While this isn’t the sole factor borrowers should be looking at when signing up to a loan it’s one of the biggest costs the customer will bear.
New analysis from financial comparison website RateCity shows, on a standard $300,000 30-year home loan, the difference between the lowest and highest variable rate is 2.09 per cent per cent.
This means those on the highest rate — 5.94 per cent — will pay an additional $87,000 in interest over the loan duration compared to those on the lowest rate of 3.85 per cent.

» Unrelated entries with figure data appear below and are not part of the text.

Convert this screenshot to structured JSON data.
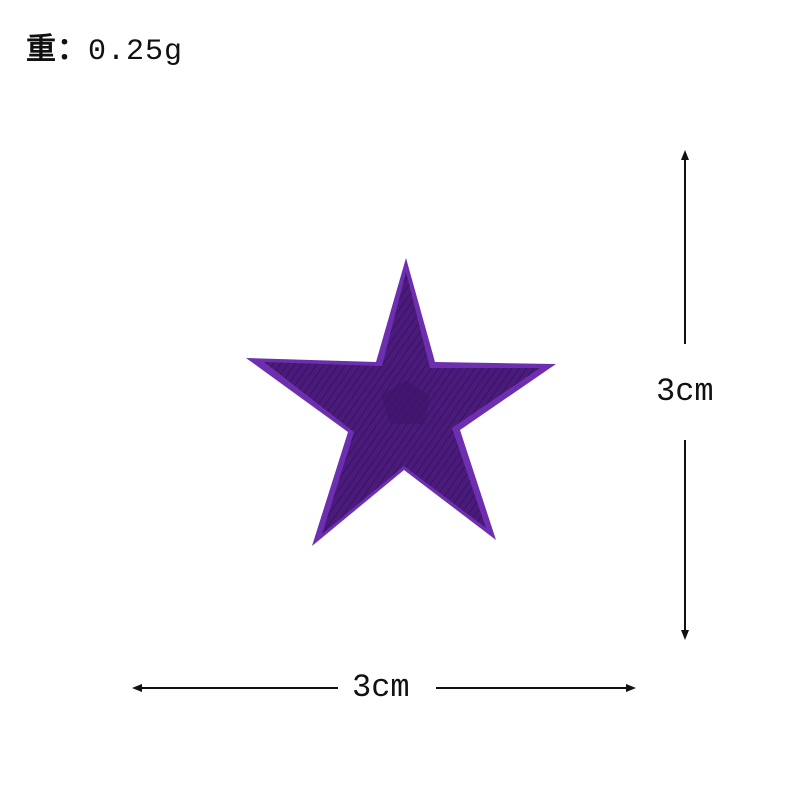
{
  "weight": {
    "label": "重：",
    "value": "0.25g"
  },
  "dimensions": {
    "width_label": "3cm",
    "height_label": "3cm"
  },
  "colors": {
    "star_fill": "#4a1b7a",
    "star_edge": "#6d2fb0",
    "arrows": "#111111"
  },
  "icons": {
    "product": "star-patch-icon"
  }
}
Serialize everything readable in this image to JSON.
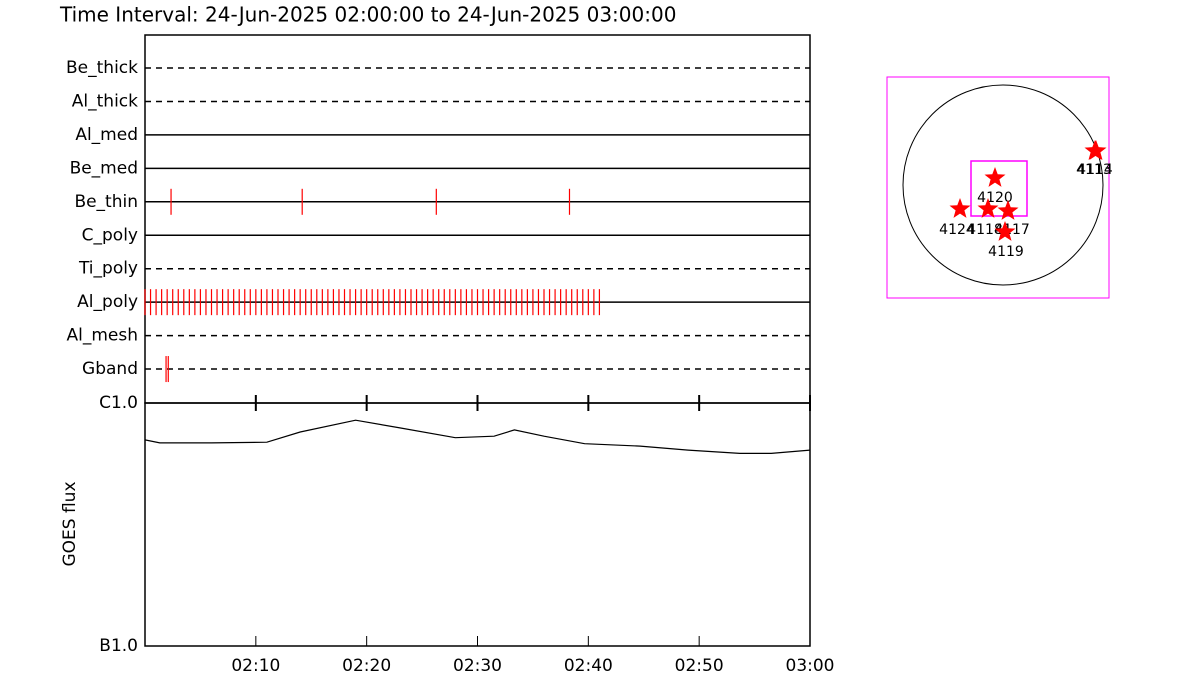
{
  "title": "Time Interval: 24-Jun-2025 02:00:00 to 24-Jun-2025 03:00:00",
  "chart_data": [
    {
      "type": "event",
      "categories": [
        "Be_thick",
        "Al_thick",
        "Al_med",
        "Be_med",
        "Be_thin",
        "C_poly",
        "Ti_poly",
        "Al_poly",
        "Al_mesh",
        "Gband"
      ],
      "dashed": [
        true,
        true,
        false,
        false,
        false,
        false,
        true,
        false,
        true,
        true
      ],
      "events": [
        [],
        [],
        [],
        [],
        [
          "02:02:21",
          "02:14:11",
          "02:26:17",
          "02:38:18"
        ],
        [],
        [],
        [
          "02:00:00",
          "02:00:30",
          "02:01:00",
          "02:01:30",
          "02:02:00",
          "02:02:30",
          "02:03:00",
          "02:03:30",
          "02:04:00",
          "02:04:30",
          "02:05:00",
          "02:05:30",
          "02:06:00",
          "02:06:30",
          "02:07:00",
          "02:07:30",
          "02:08:00",
          "02:08:30",
          "02:09:00",
          "02:09:30",
          "02:10:00",
          "02:10:30",
          "02:11:00",
          "02:11:30",
          "02:12:00",
          "02:12:30",
          "02:13:00",
          "02:13:30",
          "02:14:00",
          "02:14:30",
          "02:15:00",
          "02:15:30",
          "02:16:00",
          "02:16:30",
          "02:17:00",
          "02:17:30",
          "02:18:00",
          "02:18:30",
          "02:19:00",
          "02:19:30",
          "02:20:00",
          "02:20:30",
          "02:21:00",
          "02:21:30",
          "02:22:00",
          "02:22:30",
          "02:23:00",
          "02:23:30",
          "02:24:00",
          "02:24:30",
          "02:25:00",
          "02:25:30",
          "02:26:00",
          "02:26:30",
          "02:27:00",
          "02:27:30",
          "02:28:00",
          "02:28:30",
          "02:29:00",
          "02:29:30",
          "02:30:00",
          "02:30:30",
          "02:31:00",
          "02:31:30",
          "02:32:00",
          "02:32:30",
          "02:33:00",
          "02:33:30",
          "02:34:00",
          "02:34:30",
          "02:35:00",
          "02:35:30",
          "02:36:00",
          "02:36:30",
          "02:37:00",
          "02:37:30",
          "02:38:00",
          "02:38:30",
          "02:39:00",
          "02:39:30",
          "02:40:00",
          "02:40:30",
          "02:41:00"
        ],
        [],
        [
          "02:01:54",
          "02:02:06"
        ]
      ],
      "xlim": [
        "02:00",
        "03:00"
      ],
      "color": "#ff0000"
    },
    {
      "type": "line",
      "ylabel": "GOES flux",
      "x": [
        "02:00:00",
        "02:01:20",
        "02:06:00",
        "02:11:00",
        "02:14:00",
        "02:19:00",
        "02:23:00",
        "02:28:00",
        "02:31:30",
        "02:33:20",
        "02:36:00",
        "02:39:40",
        "02:44:40",
        "02:49:00",
        "02:53:40",
        "02:56:30",
        "03:00:00"
      ],
      "values": [
        7.05e-07,
        6.85e-07,
        6.85e-07,
        6.9e-07,
        7.6e-07,
        8.5e-07,
        7.9e-07,
        7.2e-07,
        7.3e-07,
        7.75e-07,
        7.3e-07,
        6.8e-07,
        6.65e-07,
        6.4e-07,
        6.2e-07,
        6.2e-07,
        6.4e-07
      ],
      "xlim": [
        "02:00",
        "03:00"
      ],
      "xticks": [
        "02:10",
        "02:20",
        "02:30",
        "02:40",
        "02:50",
        "03:00"
      ],
      "ylim": [
        1e-07,
        1e-06
      ],
      "yticks": [
        {
          "value": 1e-07,
          "label": "B1.0"
        },
        {
          "value": 1e-06,
          "label": "C1.0"
        }
      ],
      "log_y": true,
      "color": "#000000"
    },
    {
      "type": "map",
      "points": [
        {
          "label": "4120"
        },
        {
          "label": "4124"
        },
        {
          "label": "4118"
        },
        {
          "label": "4117"
        },
        {
          "label": "4119"
        },
        {
          "label": "4113"
        },
        {
          "label": "4114"
        }
      ],
      "color": "#ff0000",
      "box_color": "#ff00ff"
    }
  ]
}
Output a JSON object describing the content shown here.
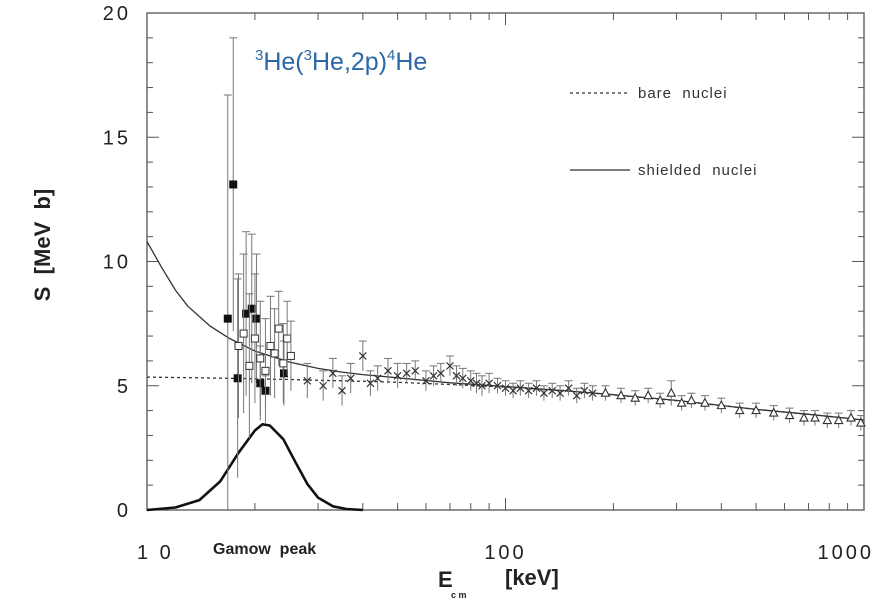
{
  "chart_data": {
    "type": "scatter",
    "title_parts": {
      "a_sup": "3",
      "a": "He(",
      "b_sup": "3",
      "b": "He,2p)",
      "c_sup": "4",
      "c": "He"
    },
    "ylabel": "S  [MeV  b]",
    "xlabel_main": "E",
    "xlabel_sub": "c m",
    "xlabel_unit": "[keV]",
    "x_scale": "log",
    "xlim": [
      10,
      1000
    ],
    "ylim": [
      0,
      20
    ],
    "x_ticks": [
      {
        "value": 10,
        "label": "1 0"
      },
      {
        "value": 100,
        "label": "100"
      },
      {
        "value": 1000,
        "label": "1000"
      }
    ],
    "y_ticks": [
      {
        "value": 0,
        "label": "0"
      },
      {
        "value": 5,
        "label": "5"
      },
      {
        "value": 10,
        "label": "10"
      },
      {
        "value": 15,
        "label": "15"
      },
      {
        "value": 20,
        "label": "20"
      }
    ],
    "annotation": "Gamow  peak",
    "legend_position": "top-right",
    "legend": [
      {
        "label": "bare  nuclei",
        "style": "dashed"
      },
      {
        "label": "shielded  nuclei",
        "style": "solid"
      }
    ],
    "curves": {
      "bare_nuclei": {
        "x": [
          10,
          12,
          15,
          20,
          25,
          30,
          40,
          50,
          70,
          100,
          150,
          200,
          300,
          500,
          700,
          1000
        ],
        "y": [
          5.35,
          5.33,
          5.31,
          5.28,
          5.25,
          5.22,
          5.18,
          5.14,
          5.05,
          4.95,
          4.78,
          4.63,
          4.4,
          4.05,
          3.85,
          3.62
        ]
      },
      "shielded_nuclei": {
        "x": [
          10,
          11,
          12,
          13,
          15,
          17,
          20,
          25,
          30,
          35,
          40,
          50,
          70,
          100,
          150,
          200,
          300,
          500,
          700,
          1000
        ],
        "y": [
          10.8,
          9.75,
          8.85,
          8.2,
          7.4,
          6.9,
          6.4,
          5.95,
          5.7,
          5.55,
          5.45,
          5.32,
          5.12,
          4.97,
          4.79,
          4.64,
          4.41,
          4.05,
          3.85,
          3.62
        ]
      },
      "gamow_peak": {
        "x": [
          10,
          12,
          14,
          16,
          18,
          20,
          21,
          22,
          24,
          26,
          28,
          30,
          33,
          36,
          40
        ],
        "y": [
          0.0,
          0.1,
          0.4,
          1.15,
          2.3,
          3.2,
          3.45,
          3.4,
          2.85,
          1.9,
          1.05,
          0.5,
          0.15,
          0.04,
          0.0
        ]
      }
    },
    "series": [
      {
        "marker": "filled-square",
        "x": [
          16.8,
          17.4,
          17.9,
          18.9,
          19.6,
          20.2,
          20.7,
          21.4,
          24.1
        ],
        "y": [
          7.7,
          13.1,
          5.3,
          7.9,
          8.1,
          7.7,
          5.1,
          4.8,
          5.5
        ],
        "err": [
          9.0,
          5.9,
          4.0,
          3.3,
          3.0,
          2.6,
          1.5,
          0.6,
          1.3
        ]
      },
      {
        "marker": "open-square",
        "x": [
          18.0,
          18.6,
          19.3,
          20.0,
          20.7,
          21.4,
          22.1,
          22.7,
          23.3,
          24.0,
          24.6,
          25.2
        ],
        "y": [
          6.6,
          7.1,
          5.8,
          6.9,
          6.1,
          5.6,
          6.6,
          6.3,
          7.3,
          5.9,
          6.9,
          6.2
        ],
        "err": [
          2.9,
          3.2,
          2.9,
          2.6,
          2.3,
          2.1,
          2.0,
          1.8,
          1.5,
          1.6,
          1.5,
          1.4
        ]
      },
      {
        "marker": "cross",
        "x": [
          28,
          31,
          33,
          35,
          37,
          40,
          42,
          44,
          47,
          50,
          53,
          56,
          60,
          63,
          66,
          70,
          73,
          76,
          80,
          83,
          86,
          90,
          95,
          100,
          105,
          110,
          116,
          122,
          128,
          135,
          142,
          150,
          158,
          166,
          175
        ],
        "y": [
          5.2,
          5.0,
          5.5,
          4.8,
          5.3,
          6.2,
          5.1,
          5.3,
          5.6,
          5.4,
          5.5,
          5.6,
          5.2,
          5.4,
          5.5,
          5.8,
          5.4,
          5.3,
          5.2,
          5.1,
          5.0,
          5.1,
          5.0,
          4.9,
          4.8,
          4.9,
          4.8,
          4.9,
          4.7,
          4.8,
          4.7,
          4.9,
          4.6,
          4.8,
          4.7
        ],
        "err": [
          0.7,
          0.6,
          0.6,
          0.6,
          0.6,
          0.6,
          0.5,
          0.5,
          0.5,
          0.5,
          0.4,
          0.4,
          0.4,
          0.4,
          0.4,
          0.4,
          0.4,
          0.4,
          0.4,
          0.4,
          0.4,
          0.4,
          0.3,
          0.3,
          0.3,
          0.3,
          0.3,
          0.3,
          0.3,
          0.3,
          0.3,
          0.3,
          0.3,
          0.3,
          0.3
        ]
      },
      {
        "marker": "open-triangle",
        "x": [
          190,
          210,
          230,
          250,
          270,
          290,
          310,
          330,
          360,
          400,
          450,
          500,
          560,
          620,
          680,
          730,
          790,
          850,
          920,
          980
        ],
        "y": [
          4.7,
          4.6,
          4.5,
          4.6,
          4.4,
          4.7,
          4.3,
          4.4,
          4.3,
          4.2,
          4.0,
          4.0,
          3.9,
          3.8,
          3.7,
          3.7,
          3.6,
          3.6,
          3.7,
          3.5
        ],
        "err": [
          0.3,
          0.3,
          0.3,
          0.3,
          0.3,
          0.5,
          0.3,
          0.3,
          0.3,
          0.3,
          0.3,
          0.3,
          0.3,
          0.3,
          0.3,
          0.3,
          0.3,
          0.3,
          0.3,
          0.3
        ]
      }
    ]
  }
}
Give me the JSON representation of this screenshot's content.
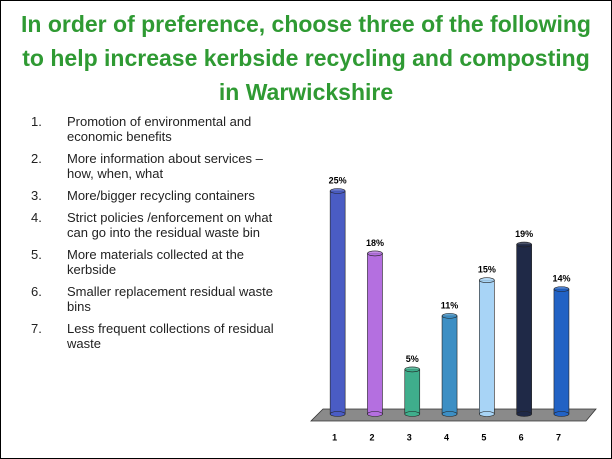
{
  "title": "In order of preference, choose three of the following to help increase kerbside recycling and composting in Warwickshire",
  "options": [
    {
      "number": "1.",
      "text": "Promotion of environmental and economic benefits"
    },
    {
      "number": "2.",
      "text": "More information about services – how, when, what"
    },
    {
      "number": "3.",
      "text": "More/bigger recycling containers"
    },
    {
      "number": "4.",
      "text": "Strict policies /enforcement on what can go into the residual waste bin"
    },
    {
      "number": "5.",
      "text": "More materials collected at the kerbside"
    },
    {
      "number": "6.",
      "text": "Smaller replacement residual waste bins"
    },
    {
      "number": "7.",
      "text": "Less frequent collections of residual waste"
    }
  ],
  "chart_data": {
    "type": "bar",
    "categories": [
      "1",
      "2",
      "3",
      "4",
      "5",
      "6",
      "7"
    ],
    "values": [
      25,
      18,
      5,
      11,
      15,
      19,
      14
    ],
    "value_labels": [
      "25%",
      "18%",
      "5%",
      "11%",
      "15%",
      "19%",
      "14%"
    ],
    "colors": [
      "#4a5cc4",
      "#b46fe0",
      "#3fae8c",
      "#3d8fc4",
      "#a8d4f6",
      "#1f2947",
      "#2262c4"
    ],
    "ylim": [
      0,
      25
    ]
  }
}
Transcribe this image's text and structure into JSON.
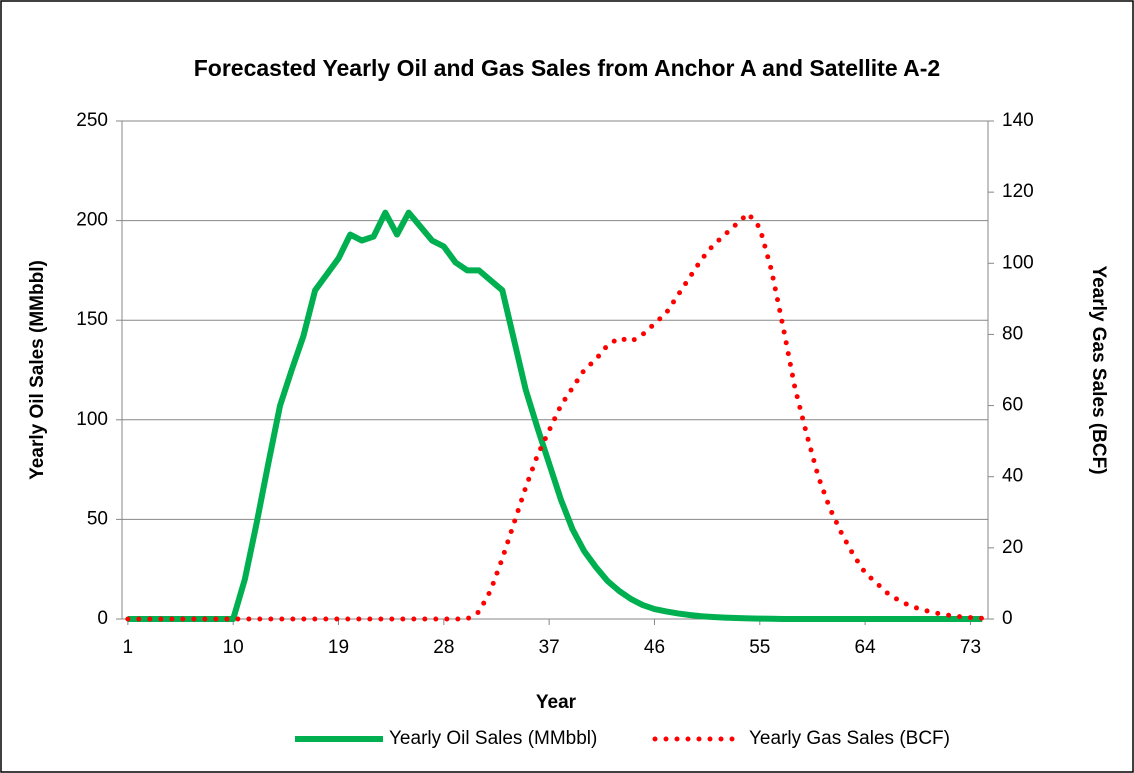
{
  "chart_data": {
    "type": "line",
    "title": "Forecasted Yearly Oil and Gas Sales from Anchor A and Satellite A-2",
    "x_label": "Year",
    "y_label": "Yearly Oil Sales (MMbbl)",
    "y2_label": "Yearly Gas Sales (BCF)",
    "x": [
      1,
      2,
      3,
      4,
      5,
      6,
      7,
      8,
      9,
      10,
      11,
      12,
      13,
      14,
      15,
      16,
      17,
      18,
      19,
      20,
      21,
      22,
      23,
      24,
      25,
      26,
      27,
      28,
      29,
      30,
      31,
      32,
      33,
      34,
      35,
      36,
      37,
      38,
      39,
      40,
      41,
      42,
      43,
      44,
      45,
      46,
      47,
      48,
      49,
      50,
      51,
      52,
      53,
      54,
      55,
      56,
      57,
      58,
      59,
      60,
      61,
      62,
      63,
      64,
      65,
      66,
      67,
      68,
      69,
      70,
      71,
      72,
      73,
      74
    ],
    "xlim": [
      0.5,
      74.5
    ],
    "xticks": [
      1,
      10,
      19,
      28,
      37,
      46,
      55,
      64,
      73
    ],
    "ylim": [
      0,
      250
    ],
    "yticks": [
      0,
      50,
      100,
      150,
      200,
      250
    ],
    "y2lim": [
      0,
      140
    ],
    "y2ticks": [
      0,
      20,
      40,
      60,
      80,
      100,
      120,
      140
    ],
    "grid": true,
    "legend": "bottom",
    "series": [
      {
        "name": "Yearly Oil Sales (MMbbl)",
        "color": "#00b050",
        "style": "solid",
        "axis": "y",
        "values": [
          0,
          0,
          0,
          0,
          0,
          0,
          0,
          0,
          0,
          0,
          20,
          48,
          78,
          107,
          125,
          142,
          165,
          173,
          181,
          193,
          190,
          192,
          204,
          193,
          204,
          197,
          190,
          187,
          179,
          175,
          175,
          170,
          165,
          140,
          115,
          96,
          78,
          60,
          45,
          34,
          26,
          19,
          14,
          10,
          7,
          5,
          3.8,
          2.8,
          2,
          1.4,
          1,
          0.7,
          0.5,
          0.3,
          0.2,
          0.1,
          0,
          0,
          0,
          0,
          0,
          0,
          0,
          0,
          0,
          0,
          0,
          0,
          0,
          0,
          0,
          0,
          0,
          0
        ]
      },
      {
        "name": "Yearly Gas Sales (BCF)",
        "color": "#ff0000",
        "style": "dotted",
        "axis": "y2",
        "values": [
          0,
          0,
          0,
          0,
          0,
          0,
          0,
          0,
          0,
          0,
          0,
          0,
          0,
          0,
          0,
          0,
          0,
          0,
          0,
          0,
          0,
          0,
          0,
          0,
          0,
          0,
          0,
          0,
          0,
          0,
          2,
          8,
          17,
          27,
          37,
          46,
          53,
          60,
          65,
          70,
          73,
          77,
          79,
          78,
          80,
          83,
          86,
          91,
          96,
          101,
          105,
          108,
          111,
          114,
          110,
          98,
          82,
          65,
          52,
          40,
          31,
          24,
          18,
          13,
          10,
          7,
          5,
          3.5,
          2.5,
          1.7,
          1.1,
          0.7,
          0.4,
          0.2
        ]
      }
    ]
  }
}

And the difference between three-year fixed rates is similar — varying from 3.99 per cent to 5.34 per cent.
Noble says fixed rates are “great if you have a long-term view” and want certainty around your mortgage repayments but they are not suitable for everyone.
She also warns, “the break costs of getting out of fixed rate loan can be considerable.”
REDRAW/OFFSET
Most borrowers opt for a redraw facility — the ability to draw back money on the loan — or an offset account which minimises a customer’s monthly interest costs.
With a $10,000 balance from day one, assuming the interest rate is five per cent and repaid over 30 years, making monthly repayments customers can save more than $32,000 and shave one year and nine months off a 30-year home loan term.
RateCity spokeswoman Sally Tindall says always make sure you build up as much equity in your loan as possible by choosing a mortgage with an offset account.
“Look for a home loan that offers 100 per cent offset account with no fees attached,’’ she says.
The site’s analysis shows 41 per cent of all home loans have an offset facility and most are commonly associated with variable rate loans.
But beware, some are only partially offset which means the full balance may not be offset against the loan size.
FEES
If you choose carefully RateCity data shows there are almost 2000 products that don’t have any annual fees.
Tindall urges borrowers to double check to make sure no sneaky fees slip through the cracks.
“Home loans are full of hidden fees so before you take one out ask your lender for a complete rundown of the fees you’ll be expected to pay over the life of the loan,’’ she says.
“Knowing they exist upfront will help avoid a nasty surprise later.”
Exit fees were banned in 2012 but break costs still apply to fixed rate loans, so if you already have a fixed rate deal you may need to hold off on refinancing for the time being.